Monday, December 20, 2010

Cookie Houses, The Slacker Version

I am ignoring the emails that scream LAST CHANCE FOR FREE SHIPPING! ORDER NOW OR DIE!!!!!!

I am not making the gingerbread cookie dough that was on the docket for the evening.

I am not even wiping the freezer out after a tragic exploded-bottle-of-carbonated-beverage incident.

Instead I am telling y'all about a funny little tradition that sneaked up on me, and became my favorite much like the quietest kid in the class makes his way into the teacher's heart.

Cookie houses.  I know.  I know:  the minute I type that phrase your insides clench up like they do in an particularly mortifying episode of The Office, and you think gaaaaaaaaah. no.  NO COOKIE HOUSES.  ARE YOU INSANE?  




I'm not.  Really I'm not.  I'm nowhere near an over-achiever, and my perfectionist streak has been handily beaten out of me by 3 kids, and old house, and an extremely phlegmatic husband. So.

We are talking cookie houses of the non-threatening variety.  Cookie houses made of graham crackers, and Royal Icing.  Now hang on, don't start hyperventilating on me.  Royal icing is simply that really hard, bright white icing that they stick gingerbread houses together with, and I'm here to tell you [I'll whisper, in case Martha Stewart's listening in]:  it's really easy to make.

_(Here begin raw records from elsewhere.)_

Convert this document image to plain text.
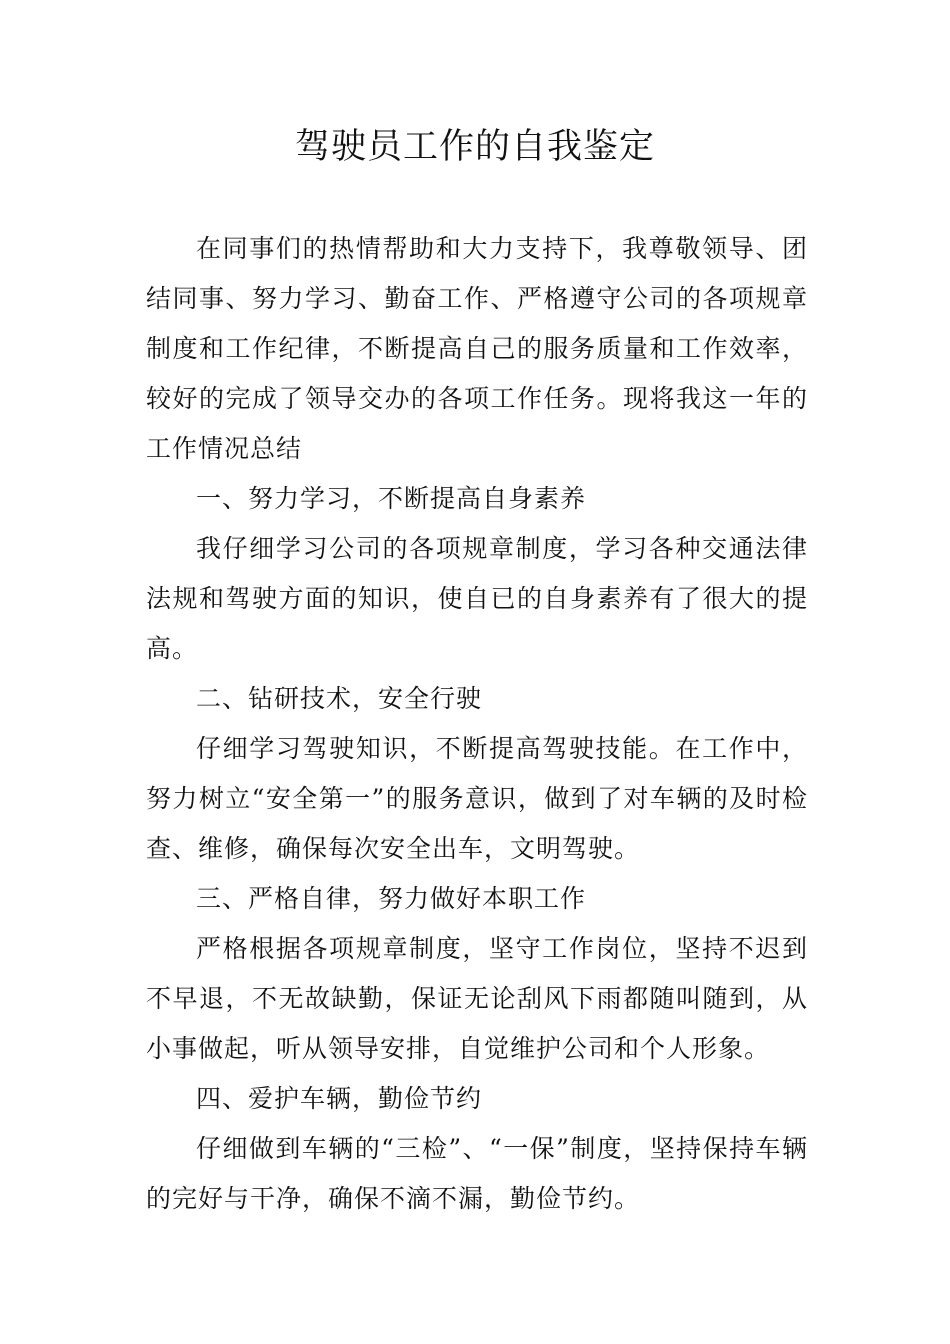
驾驶员工作的自我鉴定

在同事们的热情帮助和大力支持下，我尊敬领导、团结同事、努力学习、勤奋工作、严格遵守公司的各项规章制度和工作纪律，不断提高自己的服务质量和工作效率，较好的完成了领导交办的各项工作任务。现将我这一年的工作情况总结

一、努力学习，不断提高自身素养

我仔细学习公司的各项规章制度，学习各种交通法律法规和驾驶方面的知识，使自已的自身素养有了很大的提高。

二、钻研技术，安全行驶

仔细学习驾驶知识，不断提高驾驶技能。在工作中，努力树立“安全第一”的服务意识，做到了对车辆的及时检查、维修，确保每次安全出车，文明驾驶。

三、严格自律，努力做好本职工作

严格根据各项规章制度，坚守工作岗位，坚持不迟到不早退，不无故缺勤，保证无论刮风下雨都随叫随到，从小事做起，听从领导安排，自觉维护公司和个人形象。

四、爱护车辆，勤俭节约

仔细做到车辆的“三检”、“一保”制度，坚持保持车辆的完好与干净，确保不滴不漏，勤俭节约。
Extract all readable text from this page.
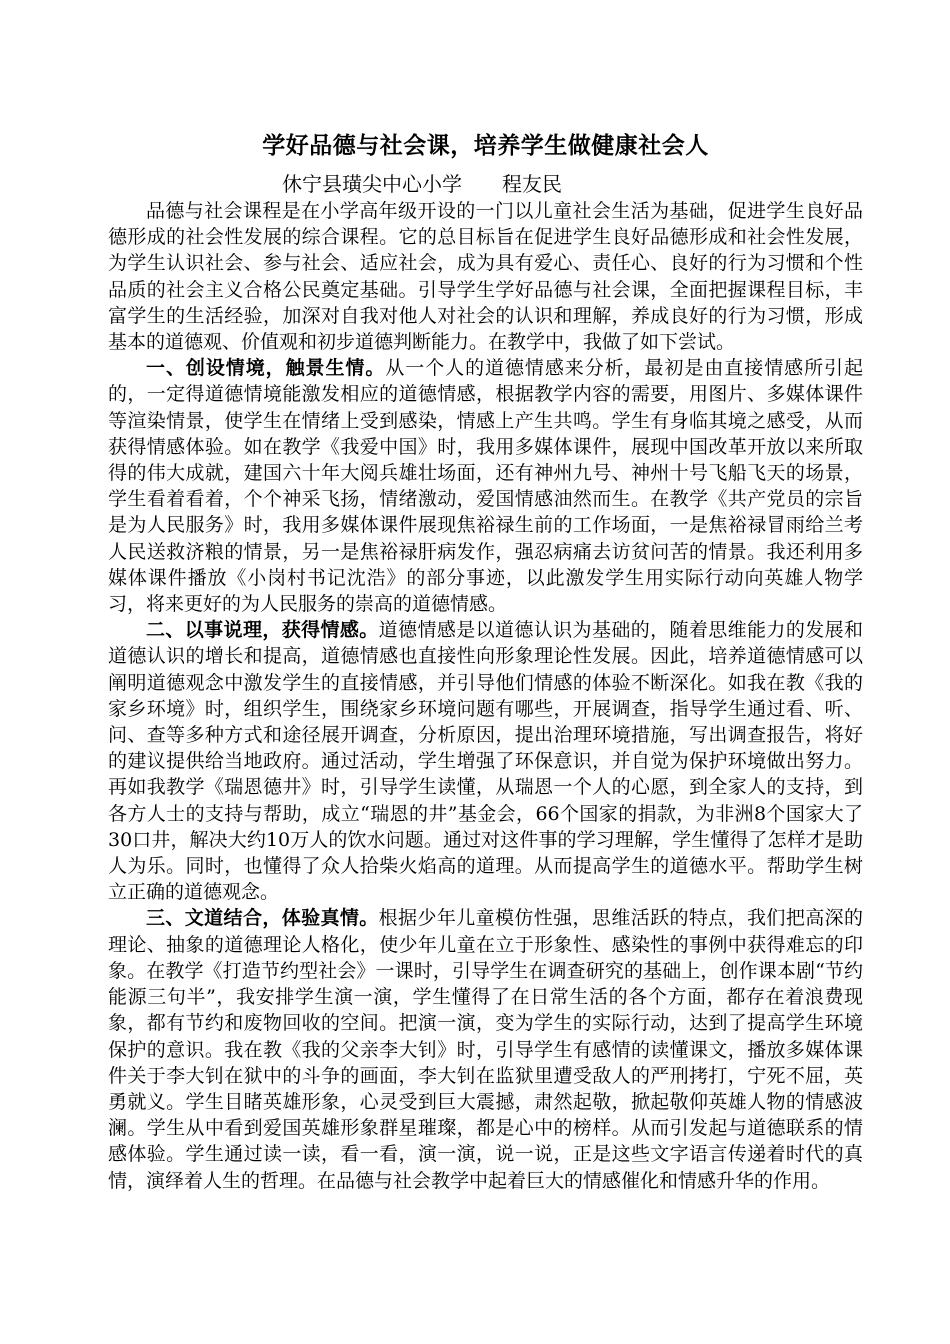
学好品德与社会课，培养学生做健康社会人

休宁县璜尖中心小学 程友民

品德与社会课程是在小学高年级开设的一门以儿童社会生活为基础，促进学生良好品德形成的社会性发展的综合课程。它的总目标旨在促进学生良好品德形成和社会性发展，为学生认识社会、参与社会、适应社会，成为具有爱心、责任心、良好的行为习惯和个性品质的社会主义合格公民奠定基础。引导学生学好品德与社会课，全面把握课程目标，丰富学生的生活经验，加深对自我对他人对社会的认识和理解，养成良好的行为习惯，形成基本的道德观、价值观和初步道德判断能力。在教学中，我做了如下尝试。

一、创设情境，触景生情。从一个人的道德情感来分析，最初是由直接情感所引起的，一定得道德情境能激发相应的道德情感，根据教学内容的需要，用图片、多媒体课件等渲染情景，使学生在情绪上受到感染，情感上产生共鸣。学生有身临其境之感受，从而获得情感体验。如在教学《我爱中国》时，我用多媒体课件，展现中国改革开放以来所取得的伟大成就，建国六十年大阅兵雄壮场面，还有神州九号、神州十号飞船飞天的场景，学生看着看着，个个神采飞扬，情绪激动，爱国情感油然而生。在教学《共产党员的宗旨是为人民服务》时，我用多媒体课件展现焦裕禄生前的工作场面，一是焦裕禄冒雨给兰考人民送救济粮的情景，另一是焦裕禄肝病发作，强忍病痛去访贫问苦的情景。我还利用多媒体课件播放《小岗村书记沈浩》的部分事迹，以此激发学生用实际行动向英雄人物学习，将来更好的为人民服务的崇高的道德情感。

二、以事说理，获得情感。道德情感是以道德认识为基础的，随着思维能力的发展和道德认识的增长和提高，道德情感也直接性向形象理论性发展。因此，培养道德情感可以阐明道德观念中激发学生的直接情感，并引导他们情感的体验不断深化。如我在教《我的家乡环境》时，组织学生，围绕家乡环境问题有哪些，开展调查，指导学生通过看、听、问、查等多种方式和途径展开调查，分析原因，提出治理环境措施，写出调查报告，将好的建议提供给当地政府。通过活动，学生增强了环保意识，并自觉为保护环境做出努力。再如我教学《瑞恩德井》时，引导学生读懂，从瑞恩一个人的心愿，到全家人的支持，到各方人士的支持与帮助，成立“瑞恩的井”基金会，66个国家的捐款，为非洲8个国家大了30口井，解决大约10万人的饮水问题。通过对这件事的学习理解，学生懂得了怎样才是助人为乐。同时，也懂得了众人拾柴火焰高的道理。从而提高学生的道德水平。帮助学生树立正确的道德观念。

三、文道结合，体验真情。根据少年儿童模仿性强，思维活跃的特点，我们把高深的理论、抽象的道德理论人格化，使少年儿童在立于形象性、感染性的事例中获得难忘的印象。在教学《打造节约型社会》一课时，引导学生在调查研究的基础上，创作课本剧“节约能源三句半”，我安排学生演一演，学生懂得了在日常生活的各个方面，都存在着浪费现象，都有节约和废物回收的空间。把演一演，变为学生的实际行动，达到了提高学生环境保护的意识。我在教《我的父亲李大钊》时，引导学生有感情的读懂课文，播放多媒体课件关于李大钊在狱中的斗争的画面，李大钊在监狱里遭受敌人的严刑拷打，宁死不屈，英勇就义。学生目睹英雄形象，心灵受到巨大震撼，肃然起敬，掀起敬仰英雄人物的情感波澜。学生从中看到爱国英雄形象群星璀璨，都是心中的榜样。从而引发起与道德联系的情感体验。学生通过读一读，看一看，演一演，说一说，正是这些文字语言传递着时代的真情，演绎着人生的哲理。在品德与社会教学中起着巨大的情感催化和情感升华的作用。
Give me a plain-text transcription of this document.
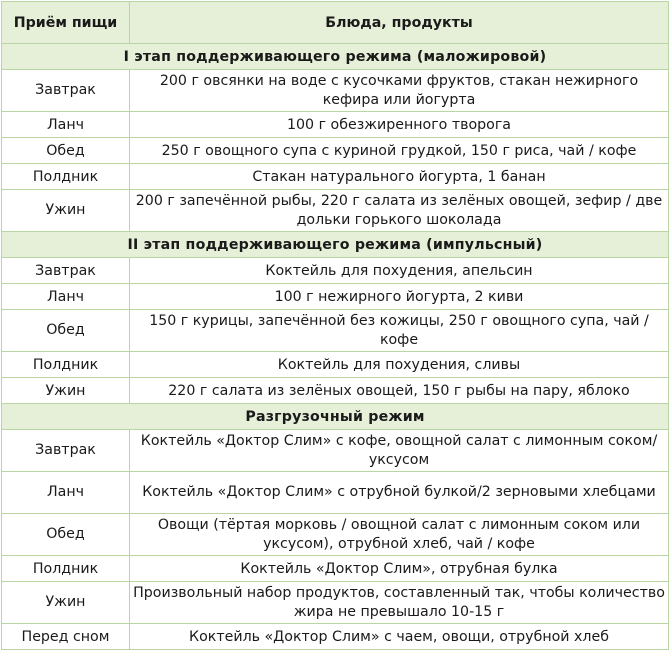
Приём пищи	Блюда, продукты
I этап поддерживающего режима (маложировой)	
Завтрак	200 г овсянки на воде с кусочками фруктов, стакан нежирного кефира или йогурта
Ланч	100 г обезжиренного творога
Обед	250 г овощного супа с куриной грудкой, 150 г риса, чай / кофе
Полдник	Стакан натурального йогурта, 1 банан
Ужин	200 г запечённой рыбы, 220 г салата из зелёных овощей, зефир / две дольки горького шоколада
II этап поддерживающего режима (импульсный)	
Завтрак	Коктейль для похудения, апельсин
Ланч	100 г нежирного йогурта, 2 киви
Обед	150 г курицы, запечённой без кожицы, 250 г овощного супа, чай / кофе
Полдник	Коктейль для похудения, сливы
Ужин	220 г салата из зелёных овощей, 150 г рыбы на пару, яблоко
Разгрузочный режим	
Завтрак	Коктейль «Доктор Слим» с кофе, овощной салат с лимонным соком/уксусом
Ланч	Коктейль «Доктор Слим» с отрубной булкой/2 зерновыми хлебцами
Обед	Овощи (тёртая морковь / овощной салат с лимонным соком или уксусом), отрубной хлеб, чай / кофе
Полдник	Коктейль «Доктор Слим», отрубная булка
Ужин	Произвольный набор продуктов, составленный так, чтобы количество жира не превышало 10-15 г
Перед сном	Коктейль «Доктор Слим» с чаем, овощи, отрубной хлеб
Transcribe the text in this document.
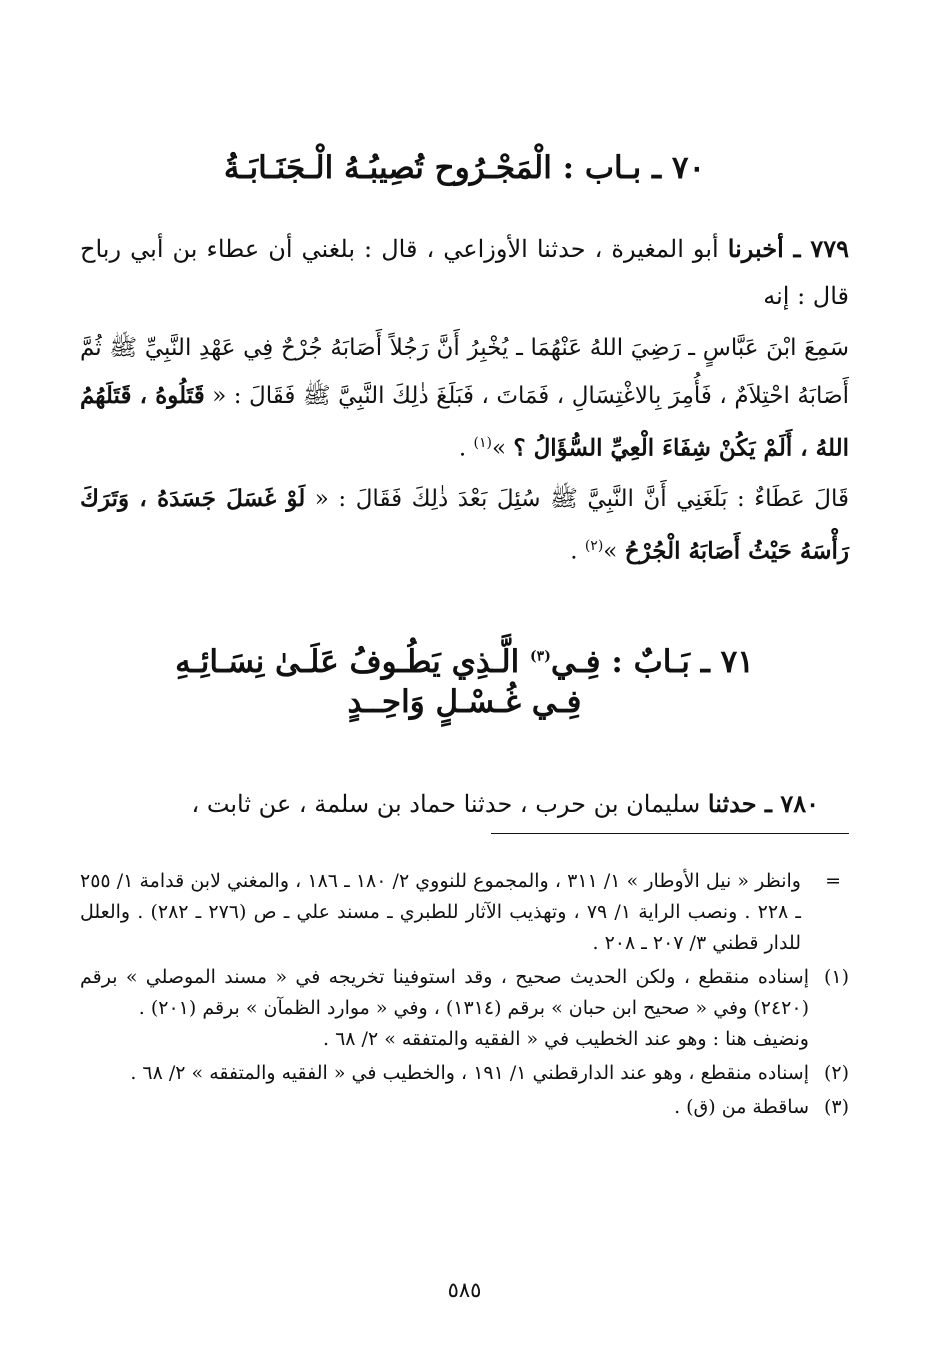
٧٠ ـ بـاب : الْمَجْـرُوح تُصِيبُـهُ الْـجَنَـابَـةُ
٧٧٩ ـ أخبرنا أبو المغيرة ، حدثنا الأوزاعي ، قال : بلغني أن عطاء بن أبي رباح قال : إنه
سَمِعَ ابْنَ عَبَّاسٍ ـ رَضِيَ اللهُ عَنْهُمَا ـ يُخْبِرُ أَنَّ رَجُلاً أَصَابَهُ جُرْحٌ فِي عَهْدِ النَّبِيِّ ﷺ ثُمَّ أَصَابَهُ احْتِلاَمٌ ، فَأُمِرَ بِالاغْتِسَالِ ، فَمَاتَ ، فَبَلَغَ ذٰلِكَ النَّبِيَّ ﷺ فَقَالَ : « قَتَلُوهُ ، قَتَلَهُمُ اللهُ ، أَلَمْ يَكُنْ شِفَاءَ الْعِيِّ السُّؤَالُ ؟ »$^{(١)}$ .
قَالَ عَطَاءٌ : بَلَغَنِي أَنَّ النَّبِيَّ ﷺ سُئِلَ بَعْدَ ذٰلِكَ فَقَالَ : « لَوْ غَسَلَ جَسَدَهُ ، وَتَرَكَ رَأْسَهُ حَيْثُ أَصَابَهُ الْجُرْحُ »$^{(٢)}$ .
٧١ ـ بَـابٌ : فِـي$^{(٣)}$ الَّـذِي يَطُـوفُ عَلَـىٰ نِسَـائِـهِ
فِـي غُـسْـلٍ وَاحِــدٍ
٧٨٠ ـ حدثنا سليمان بن حرب ، حدثنا حماد بن سلمة ، عن ثابت ،
=
وانظر « نيل الأوطار » ١/ ٣١١ ، والمجموع للنووي ٢/ ١٨٠ ـ ١٨٦ ، والمغني لابن قدامة ١/ ٢٥٥ ـ ٢٢٨ . ونصب الراية ١/ ٧٩ ، وتهذيب الآثار للطبري ـ مسند علي ـ ص (٢٧٦ ـ ٢٨٢) . والعلل للدار قطني ٣/ ٢٠٧ ـ ٢٠٨ .
(١)
إسناده منقطع ، ولكن الحديث صحيح ، وقد استوفينا تخريجه في « مسند الموصلي » برقم (٢٤٢٠) وفي « صحيح ابن حبان » برقم (١٣١٤) ، وفي « موارد الظمآن » برقم (٢٠١) .
ونضيف هنا : وهو عند الخطيب في « الفقيه والمتفقه » ٢/ ٦٨ .
(٢)
إسناده منقطع ، وهو عند الدارقطني ١/ ١٩١ ، والخطيب في « الفقيه والمتفقه » ٢/ ٦٨ .
(٣)
ساقطة من (ق) .
٥٨٥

Here's the super secret recipe:  3 egg whites, 1 lb of confectioner's sugar (icing sugar, for all my Euro pals),  and 1 tsp Cream of Tartar.   Whip it.   And I'm not kidding - you have to whip the heck out of it.  Like, way way past the nervous 'is it getting stiff yet?' stage.  You really want it to be, well, stiff. (I'm such a juvenile.  Am I really the only one sniggering when reading these directions?)


So you take a graham cracker, snap it in half, then cement the two halves together with a dab of the icing.  That's your first wall.  Do it again, that's your 2nd.  Glue them parallel to each other on a paper plate/fancy platter/piece of cardboard with more globs of icing,  then finish your house shape with two single squares of cracker.  Snap another in half,  and use the two pieces for a leaning-against each other roof (see, a fancy blogger would call it Cantilevered.  ooooh.)  And you're done.

Really.  Let it dry - a few hours maybe.  Yesterday I needed to speed it up so I stuck it in my oven at 100 degrees, and it worked a treat.  Then, give your kiddos all the leftover icing, a bunch of different candies & sugar cereal pieces, and let 'em have at it.  My rule was 'no candy in your mouth until your house is done'.  This left the 3 year old's house very minimalist, and gave her a head start on 'tasting'.


Do it with just your kids, or do it with 11 like we did yesterday.  It really is the simplest, happiest little exercise that makes you feel virtuously domestic, them happy that they got to play with frosting and make a house, and everyone a little bit cheerful-er about all this holiday nuttiness we get into.

Try it.  You won't be sorry.  (Unless the royal icing gets in your shag carpet.  Then you will be sorry.  But you should already be sorry that you believed it was back in fashion. So. There you have it.)

Friday, December 10, 2010

Snow, and stillness

The Worries clamored like a pack of hungry preschoolers at snack time.  I stood in the shower this morning and let myself be assaulted by every single anxious thought my brain could manufacture in the space of ten minutes and the shampoo-soap-razor routine.

Forgot to... why didn't I... need to pay... have to remember... what IS it she thinks Santa is bringing?  this bill... that list... those emails.  On and on the siege raged.

Out of the shower, drying off, I noticed the very first snowflakes of winter swirling past the window.  I peered out into my backyard, and saw the faintest dusting on the kids' swings, on the Adirondack chairs, on the picnic table.


Funny, how often it is that nature will speak to us when rational thought eludes.  Stop, Kirsten. Enough. Enough. Be still.

Once dressed, I went outside to take photos, my kids fully occupied by sweeping off the front lawn. [Bizarre, I know. They're just goal oriented, I guess.] The heavy snow-filled air demanded silence of me, and I obliged.  I watched as the white flakes covered all that remained unfinished - the abandoned toys of summer, the leaves of fall - and I was still.  I silenced my anxieties, and chose peace.


Enough. There will always be more, always be not-quite-right. But for now, especially now, I will simply be still. I will find quietude for my head, for my home, for my family.  The stillness of the snow came early enough to teach me.